In the aftermath of the Oslo Accords, the Palestinian economy was expected to enter a period of sustained and rapid growth. Instead, after a few years of growth, starting in 2000, the economy has been in steady decline, with overall GDP and per capita GDP respectively down 14% and 40% from their peak in 1999(3) , and poverty on the increase. Meanwhile foreign aid has succeeded in doing little more than slowing down the deterioration of the economy, despite ever larger volumes.
The reversal of the downward economic trend will require stimulating private and public sector investment. This in turn will entail increasing the economic space available for Palestinian urban and rural development in the West Bank, including addressing the increasingly entrenched and expanding impact of Israeli settlement activity on the Palestinian economy, and enabling the use of land through a participatory planning system and land administration policy that foster rather than constrain growth and development and promote the rational use of land resources in the entire West Bank.
In parallel, the PA will need to strengthen its own capacity for planning and land administration. It is not too soon for the PA to improve its governance in all aspects of land management, most importantly land use and development planning and public land allocation and management, while also developing PLA capacity to implement systematic land registration. Recently, the Palestinian Cabinet made an important step with the approval of a new Land Policy Framework, including key measures to reform the land sector. Pending approval of the Action Plan to implement the policy package, donors including the Bank stand ready to support the policy reform and a national land registration program.

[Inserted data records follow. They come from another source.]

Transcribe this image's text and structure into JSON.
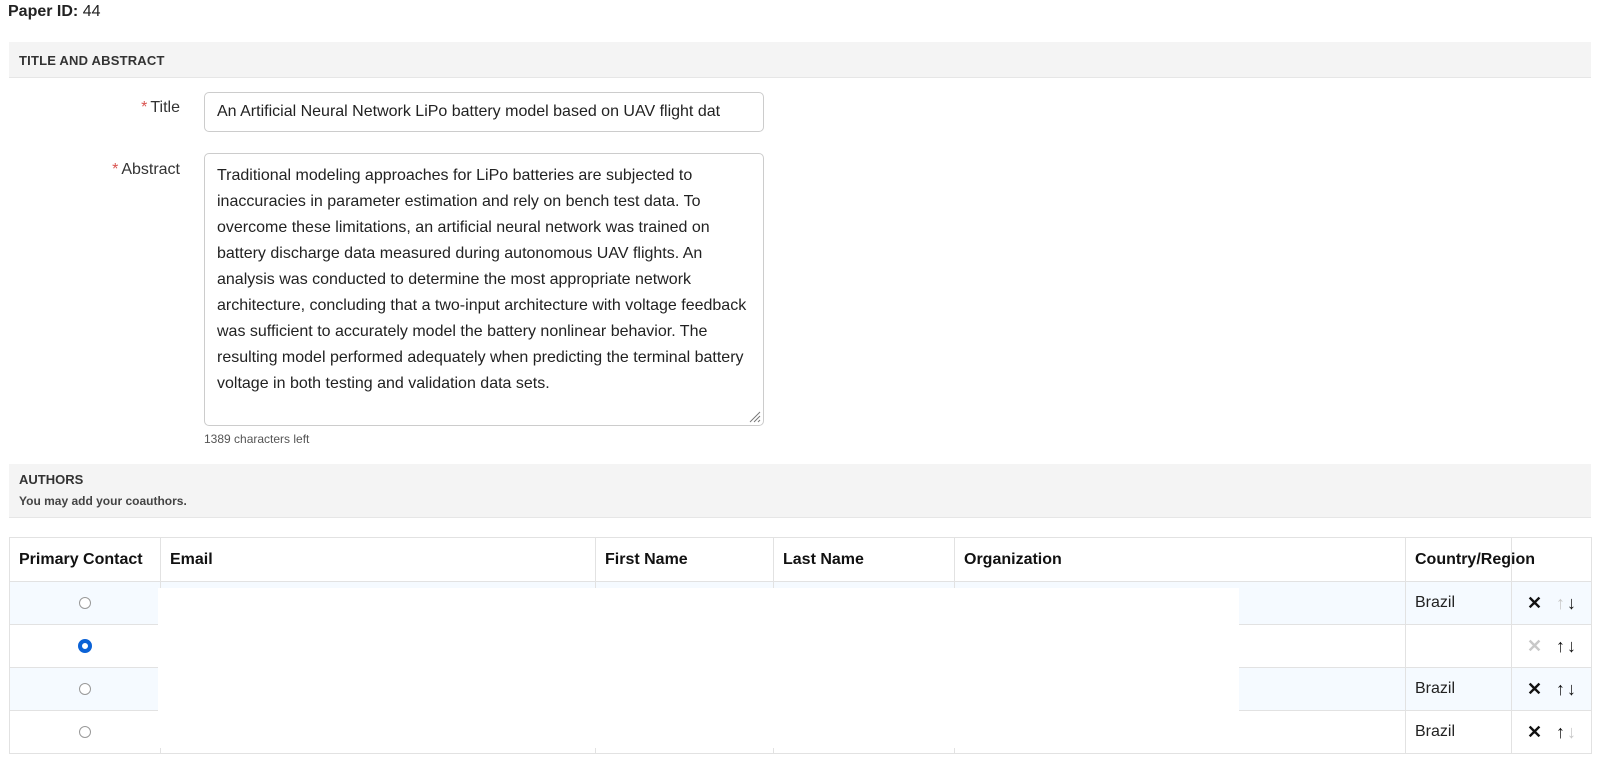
{
  "paper": {
    "id_label": "Paper ID:",
    "id_value": "44"
  },
  "title_section": {
    "header": "TITLE AND ABSTRACT",
    "title_label": "Title",
    "title_value": "An Artificial Neural Network LiPo battery model based on UAV flight dat",
    "abstract_label": "Abstract",
    "abstract_value": "Traditional modeling approaches for LiPo batteries are subjected to inaccuracies in parameter estimation and rely on bench test data. To overcome these limitations, an artificial neural network was trained on battery discharge data measured during autonomous UAV flights. An analysis was conducted to determine the most appropriate network architecture, concluding that a two-input architecture with voltage feedback was sufficient to accurately model the battery nonlinear behavior. The resulting model performed adequately when predicting the terminal battery voltage in both testing and validation data sets.",
    "required_marker": "*",
    "chars_left": "1389 characters left"
  },
  "authors_section": {
    "header": "AUTHORS",
    "subheader": "You may add your coauthors.",
    "columns": [
      "Primary Contact",
      "Email",
      "First Name",
      "Last Name",
      "Organization",
      "Country/Region"
    ],
    "rows": [
      {
        "primary": false,
        "country": "Brazil",
        "delete_enabled": true,
        "up_enabled": false,
        "down_enabled": true
      },
      {
        "primary": true,
        "country": "",
        "delete_enabled": false,
        "up_enabled": true,
        "down_enabled": true
      },
      {
        "primary": false,
        "country": "Brazil",
        "delete_enabled": true,
        "up_enabled": true,
        "down_enabled": true
      },
      {
        "primary": false,
        "country": "Brazil",
        "delete_enabled": true,
        "up_enabled": true,
        "down_enabled": false
      }
    ]
  },
  "icons": {
    "delete": "✕",
    "up": "↑",
    "down": "↓"
  },
  "colors": {
    "radio_checked": "#0b62d6",
    "required": "#d9534f",
    "row_tint": "#f5faff"
  }
}
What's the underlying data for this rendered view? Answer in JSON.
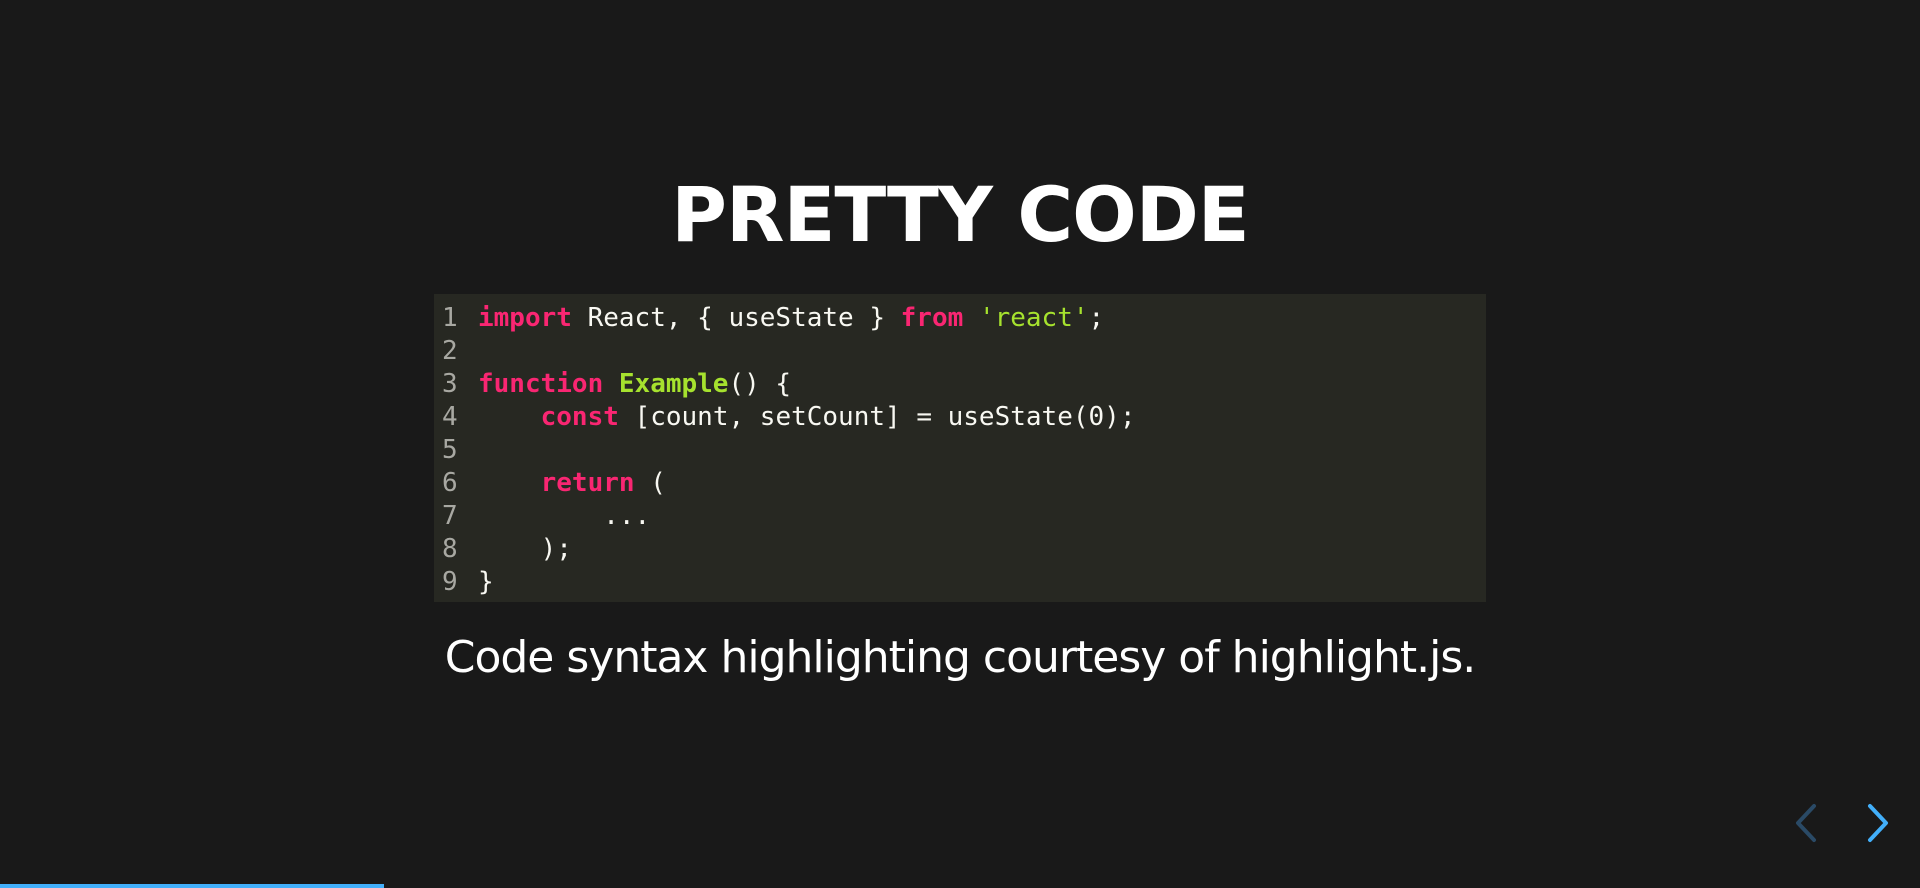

In time, increasing the stock of Palestinian land with secure titles will boost private sector activity, and better land records will facilitate land use planning and the acquisition of municipal land for public services. Under present circumstances nonetheless, where constraints on urban development are very serious and induced distortions on land markets are enormous, the economic impact of improved land administration by the PA will have its limit. As long as access and movement restrictions are in place, and the majority of the West Bank remains to a large degree inaccessible for Palestinian economic investments, the investment climate will remain unfavorable and business opportunities much below potential. Yet the conditions for security of property rights and an efficient land market will be in place, and latent investments and growth will be ready to take off once a final resolution is reached, the movement restrictions are lifted, and the land situation becomes more favorable.